Kilise, budünyanın bugününde ve geleceğinde hâlihazırda yaşayan geniş kitleler
için bir yabancı hâline geldi. Diğer yandan kiliseye imanla bağlı insanlar
açısından şu soru gündeme geliyor: bu insanların mümin halleri hâlen daha
dindar mıdır? Bu tarihsel durum, Hristiyanların içinde yaşadığı tarihsel
bağlamla eşzamanlı olarak gerçekleşiyor. Hristiyan olsun ya da olmasın, tüm
insanlar her momentte bu gerçekliği karşısına alamıyorlar.
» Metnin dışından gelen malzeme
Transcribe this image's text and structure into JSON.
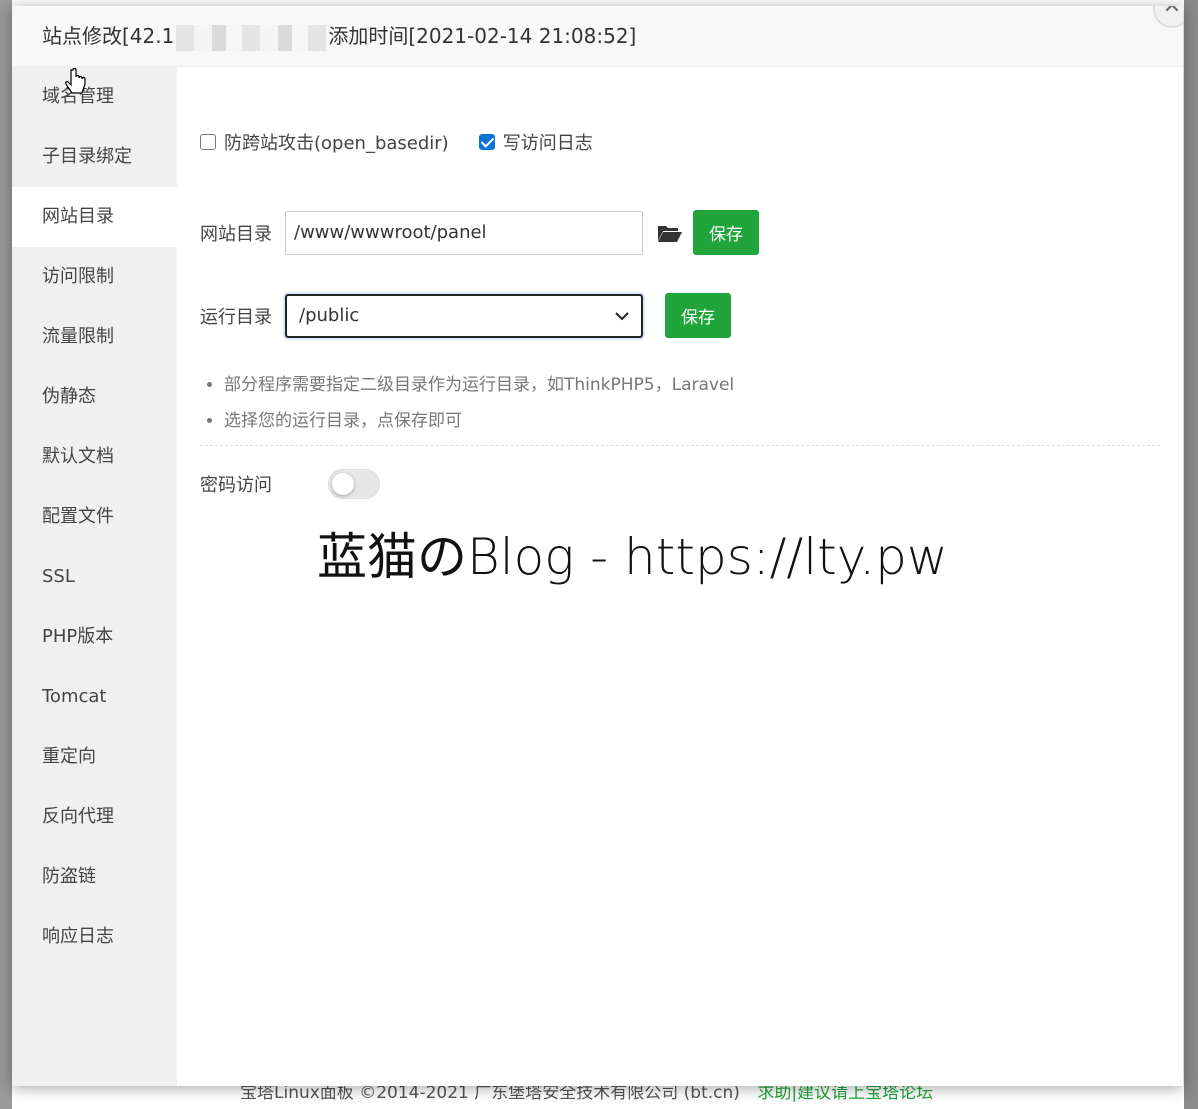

Dolayısıyla eskiden
tüm yollar Roma’ya çıkıyordu, bugünse tüm yollar, apaçık ortada olan,
birbiriyle ilişkili iki olguya çıkıyor: modern kilise, artık bugün kendi
yurdundan sürgün edilmiştir, müminlerin geniş bir çoğunluğu, esasen gerçek
anlamda kilisede olmadıkları için kilisededirler.”[4]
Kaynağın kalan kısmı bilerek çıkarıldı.